AI for Detecting Rare Diseases: Utilizing Small Datasets in Medical Diagnostics
Keywords:
Artificial Intelligence, Rare Diseases, Machine Learning, Small Datasets, Medical DiagnosticsAbstract
The rise of artificial intelligence (AI) in healthcare has paved the way for innovative approaches to diagnosing rare diseases, which often suffer from the challenge of limited datasets. This paper presents a comprehensive study on leveraging AI techniques, particularly machine learning algorithms, to enhance the detection of rare diseases using small datasets. We explore various methodologies, including transfer learning, data augmentation, and synthetic data generation, to address the inherent limitations posed by the scarcity of clinical data.

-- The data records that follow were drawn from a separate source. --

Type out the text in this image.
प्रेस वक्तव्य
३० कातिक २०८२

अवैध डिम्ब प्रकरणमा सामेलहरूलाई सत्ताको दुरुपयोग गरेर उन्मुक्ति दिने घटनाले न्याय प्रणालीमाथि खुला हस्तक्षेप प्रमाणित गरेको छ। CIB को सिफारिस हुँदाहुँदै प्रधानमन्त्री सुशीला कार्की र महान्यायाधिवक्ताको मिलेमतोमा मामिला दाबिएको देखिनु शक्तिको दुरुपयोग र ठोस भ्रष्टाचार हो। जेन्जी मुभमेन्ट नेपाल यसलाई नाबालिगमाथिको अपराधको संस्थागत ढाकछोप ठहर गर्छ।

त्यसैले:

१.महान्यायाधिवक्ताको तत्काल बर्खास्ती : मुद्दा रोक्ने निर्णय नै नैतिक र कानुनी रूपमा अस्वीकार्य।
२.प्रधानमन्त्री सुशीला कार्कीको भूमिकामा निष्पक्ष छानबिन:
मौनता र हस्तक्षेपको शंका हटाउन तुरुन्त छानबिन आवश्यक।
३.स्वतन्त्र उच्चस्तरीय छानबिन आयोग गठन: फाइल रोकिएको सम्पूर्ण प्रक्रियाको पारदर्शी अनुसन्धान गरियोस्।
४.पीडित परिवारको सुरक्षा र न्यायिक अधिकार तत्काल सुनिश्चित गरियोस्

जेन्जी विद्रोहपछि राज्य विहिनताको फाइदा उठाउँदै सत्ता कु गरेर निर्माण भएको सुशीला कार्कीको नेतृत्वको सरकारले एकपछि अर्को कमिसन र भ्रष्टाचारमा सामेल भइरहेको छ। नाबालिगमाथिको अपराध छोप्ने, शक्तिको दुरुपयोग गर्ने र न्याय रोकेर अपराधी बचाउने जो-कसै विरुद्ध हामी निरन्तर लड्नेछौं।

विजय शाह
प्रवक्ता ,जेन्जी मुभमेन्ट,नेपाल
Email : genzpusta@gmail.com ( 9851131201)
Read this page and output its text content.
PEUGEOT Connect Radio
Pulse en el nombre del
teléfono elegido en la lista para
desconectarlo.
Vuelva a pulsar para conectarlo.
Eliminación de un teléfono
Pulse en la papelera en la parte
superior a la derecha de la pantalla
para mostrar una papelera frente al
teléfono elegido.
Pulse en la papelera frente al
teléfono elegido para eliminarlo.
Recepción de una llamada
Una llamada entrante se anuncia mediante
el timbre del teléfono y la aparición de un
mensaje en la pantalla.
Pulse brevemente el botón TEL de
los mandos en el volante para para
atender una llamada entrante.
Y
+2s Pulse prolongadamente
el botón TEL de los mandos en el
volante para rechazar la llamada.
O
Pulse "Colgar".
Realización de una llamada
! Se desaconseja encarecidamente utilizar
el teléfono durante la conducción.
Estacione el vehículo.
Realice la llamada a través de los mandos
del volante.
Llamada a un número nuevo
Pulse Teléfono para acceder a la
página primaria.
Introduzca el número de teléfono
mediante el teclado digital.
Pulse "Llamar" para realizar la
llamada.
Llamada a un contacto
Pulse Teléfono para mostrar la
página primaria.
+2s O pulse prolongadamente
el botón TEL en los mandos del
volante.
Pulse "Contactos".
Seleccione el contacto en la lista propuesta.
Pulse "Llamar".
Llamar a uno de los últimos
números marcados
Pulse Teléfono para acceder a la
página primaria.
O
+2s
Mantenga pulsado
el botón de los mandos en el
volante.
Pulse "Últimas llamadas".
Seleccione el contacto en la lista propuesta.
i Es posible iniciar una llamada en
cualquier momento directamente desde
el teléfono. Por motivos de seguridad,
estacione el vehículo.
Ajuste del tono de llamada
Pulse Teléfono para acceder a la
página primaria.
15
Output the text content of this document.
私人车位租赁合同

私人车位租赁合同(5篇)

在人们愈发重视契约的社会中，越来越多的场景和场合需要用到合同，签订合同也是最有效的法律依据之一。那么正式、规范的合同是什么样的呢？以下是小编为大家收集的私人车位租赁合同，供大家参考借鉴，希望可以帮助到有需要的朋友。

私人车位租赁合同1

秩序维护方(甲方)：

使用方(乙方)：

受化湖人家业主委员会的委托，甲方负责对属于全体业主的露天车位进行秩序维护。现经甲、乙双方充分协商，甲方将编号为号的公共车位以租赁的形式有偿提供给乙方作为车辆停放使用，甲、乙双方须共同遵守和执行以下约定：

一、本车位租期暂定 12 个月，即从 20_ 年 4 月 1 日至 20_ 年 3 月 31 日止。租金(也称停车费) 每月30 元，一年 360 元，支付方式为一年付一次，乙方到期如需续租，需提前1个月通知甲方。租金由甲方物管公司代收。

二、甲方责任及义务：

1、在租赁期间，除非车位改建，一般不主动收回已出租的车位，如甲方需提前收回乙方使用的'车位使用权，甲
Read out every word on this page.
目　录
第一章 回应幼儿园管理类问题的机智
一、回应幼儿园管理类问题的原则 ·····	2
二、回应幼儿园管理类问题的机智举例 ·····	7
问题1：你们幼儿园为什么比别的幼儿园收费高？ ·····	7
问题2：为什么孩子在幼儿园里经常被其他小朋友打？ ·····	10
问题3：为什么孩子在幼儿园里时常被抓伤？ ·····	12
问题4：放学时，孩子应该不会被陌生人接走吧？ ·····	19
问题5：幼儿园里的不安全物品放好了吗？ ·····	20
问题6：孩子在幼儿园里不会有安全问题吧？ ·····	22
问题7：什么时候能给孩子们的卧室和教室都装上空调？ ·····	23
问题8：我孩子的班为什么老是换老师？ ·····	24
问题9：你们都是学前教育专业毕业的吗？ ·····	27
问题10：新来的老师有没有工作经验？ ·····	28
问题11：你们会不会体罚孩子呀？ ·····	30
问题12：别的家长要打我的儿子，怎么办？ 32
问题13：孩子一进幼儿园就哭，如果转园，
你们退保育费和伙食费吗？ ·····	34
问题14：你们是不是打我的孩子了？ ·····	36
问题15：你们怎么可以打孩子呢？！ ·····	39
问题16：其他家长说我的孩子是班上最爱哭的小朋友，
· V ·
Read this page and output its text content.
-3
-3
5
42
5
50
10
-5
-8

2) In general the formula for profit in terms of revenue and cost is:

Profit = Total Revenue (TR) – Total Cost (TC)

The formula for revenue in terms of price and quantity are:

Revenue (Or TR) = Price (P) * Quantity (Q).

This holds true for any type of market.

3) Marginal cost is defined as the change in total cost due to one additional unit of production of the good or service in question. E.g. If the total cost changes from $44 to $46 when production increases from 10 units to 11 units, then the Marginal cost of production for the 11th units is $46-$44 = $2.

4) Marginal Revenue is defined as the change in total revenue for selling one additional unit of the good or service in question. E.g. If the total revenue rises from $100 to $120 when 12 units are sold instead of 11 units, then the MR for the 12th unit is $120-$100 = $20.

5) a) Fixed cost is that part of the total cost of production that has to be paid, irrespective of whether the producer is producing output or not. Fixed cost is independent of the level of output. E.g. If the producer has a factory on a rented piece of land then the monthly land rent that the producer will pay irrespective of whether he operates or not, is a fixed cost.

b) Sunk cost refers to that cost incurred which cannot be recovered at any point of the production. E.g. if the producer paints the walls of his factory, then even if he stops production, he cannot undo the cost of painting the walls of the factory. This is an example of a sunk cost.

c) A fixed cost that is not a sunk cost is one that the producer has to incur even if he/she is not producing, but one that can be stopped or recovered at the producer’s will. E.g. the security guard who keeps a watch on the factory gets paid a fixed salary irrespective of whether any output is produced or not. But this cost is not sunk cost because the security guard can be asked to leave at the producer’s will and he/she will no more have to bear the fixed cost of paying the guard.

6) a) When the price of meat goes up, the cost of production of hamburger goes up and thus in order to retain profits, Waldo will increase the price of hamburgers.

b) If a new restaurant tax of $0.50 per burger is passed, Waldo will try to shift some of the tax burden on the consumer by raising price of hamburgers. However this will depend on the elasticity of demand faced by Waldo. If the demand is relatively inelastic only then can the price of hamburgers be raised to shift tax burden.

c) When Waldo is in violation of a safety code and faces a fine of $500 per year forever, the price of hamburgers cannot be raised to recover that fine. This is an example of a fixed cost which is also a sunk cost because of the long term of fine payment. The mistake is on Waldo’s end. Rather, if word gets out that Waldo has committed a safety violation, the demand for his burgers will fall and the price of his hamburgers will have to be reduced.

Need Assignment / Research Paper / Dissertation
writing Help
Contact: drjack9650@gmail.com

Our experiments demonstrate the effectiveness of these techniques in improving diagnostic accuracy and model robustness, thus contributing to the early detection and treatment of rare conditions. Additionally, we discuss the ethical implications and practical challenges of implementing AI solutions in clinical settings, emphasizing the importance of interdisciplinary collaboration between data scientists and healthcare professionals. The findings highlight the potential of AI not only to transform rare disease diagnostics but also to inspire future research in the domain of medical AI, ultimately improving patient outcomes and advancing personalized medicine.